Saturday, 9 June 2007

Dalek Emperor


In my life, if I'm being honest, I have a few obsessions.
Anthony Hancock is just one.
To most people he was a flawed genius, a brilliant comic actor who had it all and threw it all away. Ending his life, alone in Sydney, in June 1968 at the age of 44.
That's the story everyone knows, but there was so much more to East Cheam's finest...

In 1962 Tony Hancock began working with a writer called Terry Nation for a two man show he would tour with Matt Monro. As the toured progressed Hancock and Nation would write scripts, rip them up and start again. This went on night after night, another thing that went on night after night was that the two men would drink and talk into the wee small hours as they bandied ideas about.
One of the ideas they came up for was for a film. The plot involved the human population being destroyed, only for the planet to be governed by robots. It was in the design of the robots that Hancock, no doubt fuelled by alcohol and good humour, was in his element. His favourite design was of an inverted cone, covered in table tennis balls with a sink plunger sticking out of it's head.
When the tour ended, Terry Nation returned to writing television scripts, including a commission for a new Science Fiction series on the BBC called "Doctor Who".
When Hancock saw the Daleks for the first time on screen, he pointed to the tv and shouted, "That bloody Nation, he's stolen my robots."

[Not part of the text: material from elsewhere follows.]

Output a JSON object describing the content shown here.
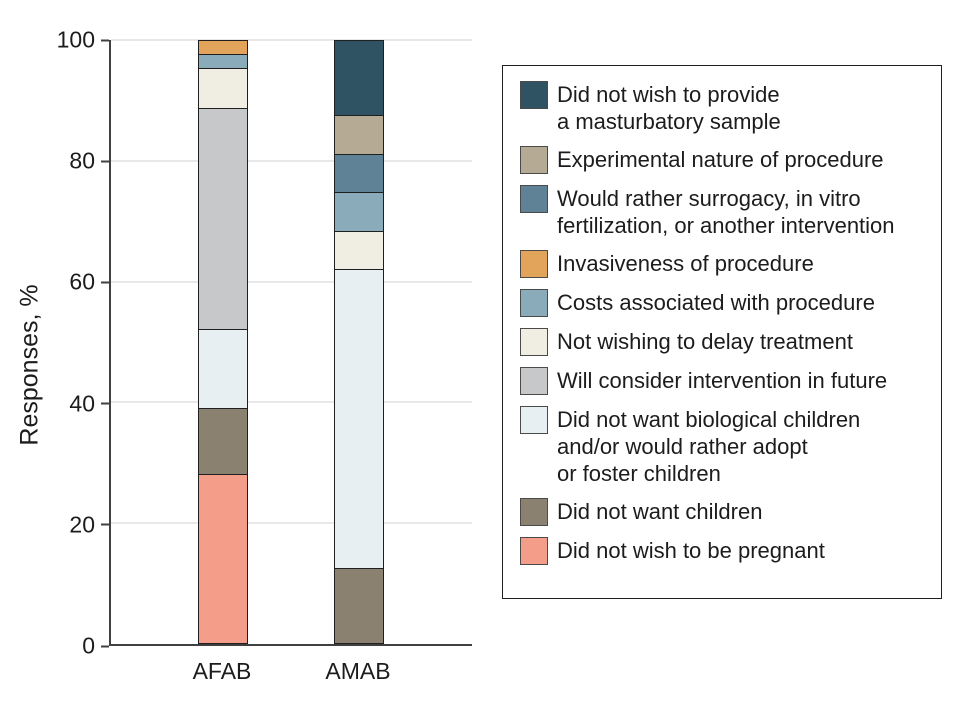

Next week, How Arthur Askey invented the Cybermen.

5 comments:

bethnoir said...

Well, I wouldn't have guessed his involvement in the genesis of Daleks, very interesting.

As robots go, apart from the eggwhisk on the front, their menace for me lies in the fact that they don't just look like a man in a metal suit, which seems to be the usual TV approach to robotic representation.

Gari said...

It's not robots that frighten me, these days I'm more concerned about statues and scarecrows.

Gwen said...

That's really interesting. Watching Doctor Who, Tony Hancock is the last person you would imagine to have had an involvement.

Doctor Who has certainly used scary statues and scarecrows in its time. I'm not surprised that you would think twice about approaching one.

bethnoir said...
This comment has been removed by the author.
bethnoir said...

Did you see the episode Blink? It made me jump and squeal like a girl twice. The second half of this series is getting better and better.